Up to one in five people can get long COVID — a condition in which someone keeps on feeling ill for months after their initial symptoms have cleared up. (Paul Botes)
South Africans have little to fear from the globally emerging mild BA 2.75 variant of Omicron, known as the Centaurus variant, because the country has a world-beating infectious disease surveillance system and 90% population immunity.
That’s the message from two of the country’s respected Covid-19 scientists, Tulio de Oliveira, a world-renowned bioinformatician and director of the KwaZulu-Natal Research and Innovation Sequencing Platform, and virologist Shabir Madhi, dean of the faculty of health sciences at the University of the Witwatersrand.
But both stressed that a mitigation strategy of vaccinating vulnerable high-risk groups should be prioritised in this “inter-wave” period because the BA 2.75 variant, although mild, was extremely transmissible, with some additional mutations of the initial Omicron variants.
This means it can more easily reinfect people and potentially break through vaccine protection.
De Oliveira, who leads Covid-19 surveillance at 10 sites in the country issuing weekly reports, said no BA 2.75 variant infections had been identified in South Africa by midday on Wednesday.
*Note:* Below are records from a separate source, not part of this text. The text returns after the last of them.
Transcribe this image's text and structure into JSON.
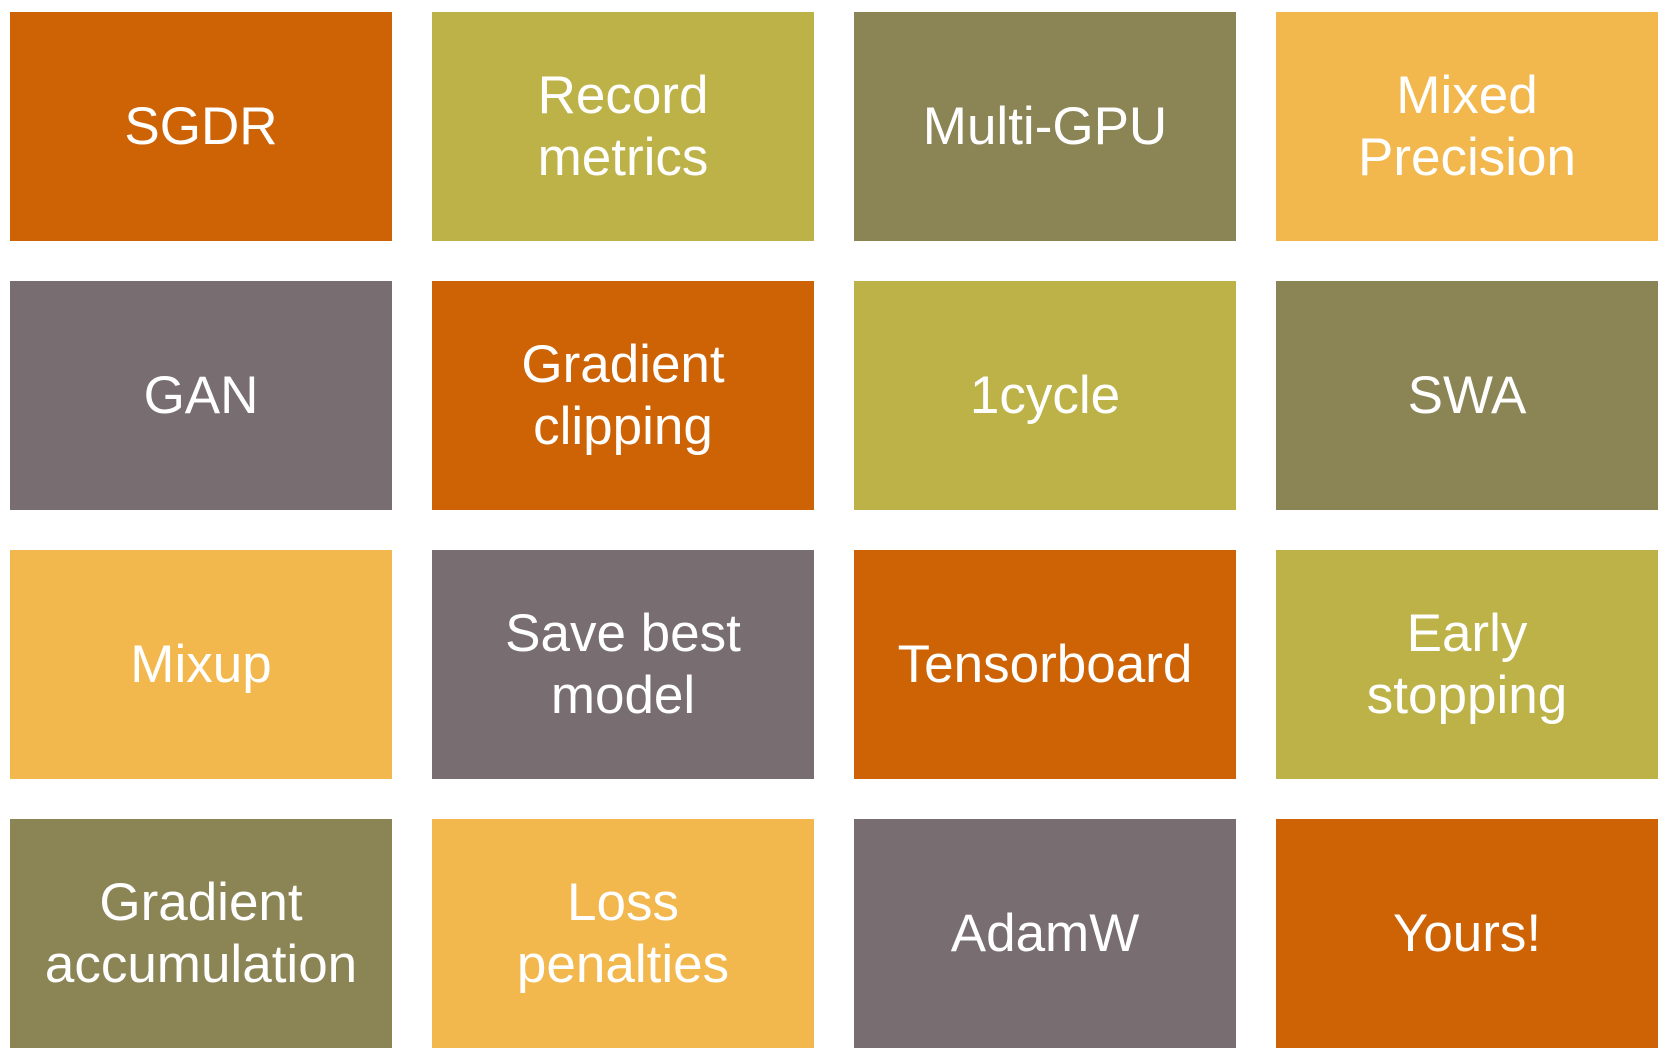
{
  "slide": {
    "background_color": "#FFFFFF",
    "text_color": "#FFFFFF"
  },
  "palette": {
    "orange": "#CE6306",
    "khaki": "#BDB248",
    "sage": "#8B8556",
    "gold": "#F2B84D",
    "gray": "#786D70"
  },
  "tiles": [
    {
      "label": "SGDR",
      "color": "orange"
    },
    {
      "label": "Record\nmetrics",
      "color": "khaki"
    },
    {
      "label": "Multi-GPU",
      "color": "sage"
    },
    {
      "label": "Mixed\nPrecision",
      "color": "gold"
    },
    {
      "label": "GAN",
      "color": "gray"
    },
    {
      "label": "Gradient\nclipping",
      "color": "orange"
    },
    {
      "label": "1cycle",
      "color": "khaki"
    },
    {
      "label": "SWA",
      "color": "sage"
    },
    {
      "label": "Mixup",
      "color": "gold"
    },
    {
      "label": "Save best\nmodel",
      "color": "gray"
    },
    {
      "label": "Tensorboard",
      "color": "orange"
    },
    {
      "label": "Early\nstopping",
      "color": "khaki"
    },
    {
      "label": "Gradient\naccumulation",
      "color": "sage"
    },
    {
      "label": "Loss\npenalties",
      "color": "gold"
    },
    {
      "label": "AdamW",
      "color": "gray"
    },
    {
      "label": "Yours!",
      "color": "orange"
    }
  ]
}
Existing Omicron variant incidence stood at two to three hundred cases detected daily, the lowest yet.
He added: “In spite of B2.75 being detected in another 10 or 15 countries, we’ve not seen in the global public database a fast increase in the number of its genomes. This could be for two reasons. Either it’s not spreading widely in other countries, or they are not doing large enough surveillance. My personal opinion is one should be alert about it but not very concerned at the moment.”
Madhi was critical of mask mandates, saying achieving a high penetration of Covid-19 booster vaccination among vulnerable high-risk groups was “the only effective strategy”.
“Mask mandates only work if you’re trying to prevent infection by using the right mask, wearing it correctly and remaining adherent. That’s the bottom line.
“Everything else, including mask mandates is Covid political theatre,” he said.
“The reality in the SA context is that we won’t be distributing N95 masks, (the most effective one available), when people are still dependent on the bucket system for toilets. If we haven’t learnt in two and a half years that we’ve been singularly unsuccessful in preventing infection, then we’re living on another planet.
“We certainly wouldn’t have 90% of South Africans infected, some with multiple infections, if mask mandates worked. During the [Omicron] BA 1 wave in Gauteng, 60% of people were infected in a single wave during the mask mandate, many with reinfections and breakthrough infections. Politicians can continue clamouring about the virtue of mask mandates but given our material conditions we’re simply unable to use them effectively.”
De Oliveira added that with N95 masks costing more than R200 each and a population of more than 50-million, this was financially impossible.
Although he agreed with Madhi on targeting vulnerable groups for urgent vaccination, he was more equivocal on masks.
“South Africa was one of the last countries in the world to stop mask wearing — after two and half years. I think it was right to give people a break. Our health minister has warned he might reinstate the mask mandate if we get a big infection surge, which has scientists divided.
“I’m a bit ambivalent because the mandate is mostly for cloth face masks and getting N95s out to everyone is too expensive.
“The ordinary face mask is not that effective, as highlighted scientifically, but I do think it brings a more careful approach by the population — and South Africa has been far more accepting of them than other countries.”